In 1931, Rutherford was granted peerage as First Baron Rutherford of Nelson, New Zealand, and Cambridge, and became a member of the House of Lords, making his popular title Lord Rutherford. He died on October 19, 1937, at the age of sixty-six, due to complications from a hernia. His ashes are interred in Westminster Abbey in London.

Bibliography

Heilbron, John L. Ernest Rutherford and the Explosion of Atoms. New York: Oxford UP, 2003. Print. A biography of Rutherford that discusses his research and contributions to the field of physics, including his work with radioactivity and his discovery of atomic structure.

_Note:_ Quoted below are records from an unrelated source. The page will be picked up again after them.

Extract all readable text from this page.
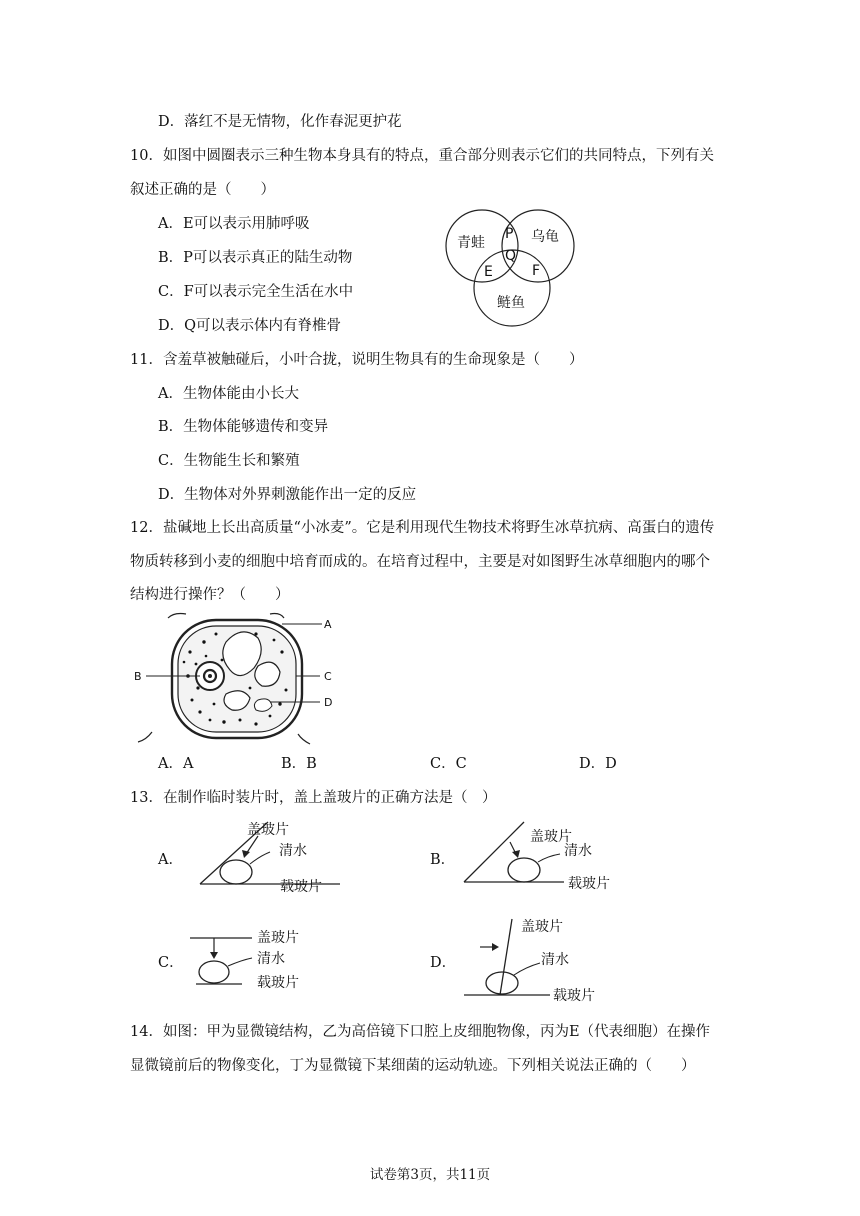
D．落红不是无情物，化作春泥更护花
10．如图中圆圈表示三种生物本身具有的特点，重合部分则表示它们的共同特点，下列有关
叙述正确的是（　　）
A．E可以表示用肺呼吸
B．P可以表示真正的陆生动物
C．F可以表示完全生活在水中
D．Q可以表示体内有脊椎骨
青蛙	乌龟
鲢鱼
P
Q
E	F
11．含羞草被触碰后，小叶合拢，说明生物具有的生命现象是（　　）
A．生物体能由小长大
B．生物体能够遗传和变异
C．生物能生长和繁殖
D．生物体对外界刺激能作出一定的反应
12．盐碱地上长出高质量“小冰麦”。它是利用现代生物技术将野生冰草抗病、高蛋白的遗传
物质转移到小麦的细胞中培育而成的。在培育过程中，主要是对如图野生冰草细胞内的哪个
结构进行操作？（　　）
A
B	C
D
A．A	B．B	C．C	D．D
13．在制作临时装片时，盖上盖玻片的正确方法是（　）
A．
盖玻片
清水
载玻片
B．
盖玻片
清水
载玻片
C．
盖玻片
清水
载玻片
D．
盖玻片
清水
载玻片
14．如图：甲为显微镜结构，乙为高倍镜下口腔上皮细胞物像，丙为E（代表细胞）在操作
显微镜前后的物像变化，丁为显微镜下某细菌的运动轨迹。下列相关说法正确的（　　）
试卷第3页，共11页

Reeves, Richard. A Force of Nature: The Frontier Genius of Ernest Rutherford. New York: Norton, 2008. Print. Discusses Rutherford’s life and the influence of his scientific work on history and politics. Contains information on his discovery of atomic structure.

Roberts, John. “Ernest Rutherford: Father of Nuclear Physics.” Nuclear Future 7.4 (2011): 28–31. Print. Presents information on the atomic nucleus and nuclear physics related to nuclear decay, nuclear magnetic resonance, radiocarbon dating, and fission.

Walker, Phil. “The Atomic Nucleus.” New Scientist 1 Oct. 2011: i–viii. Print. Describes Rutherford’s influence on the field of science as related to atomic theory and nuclear physics.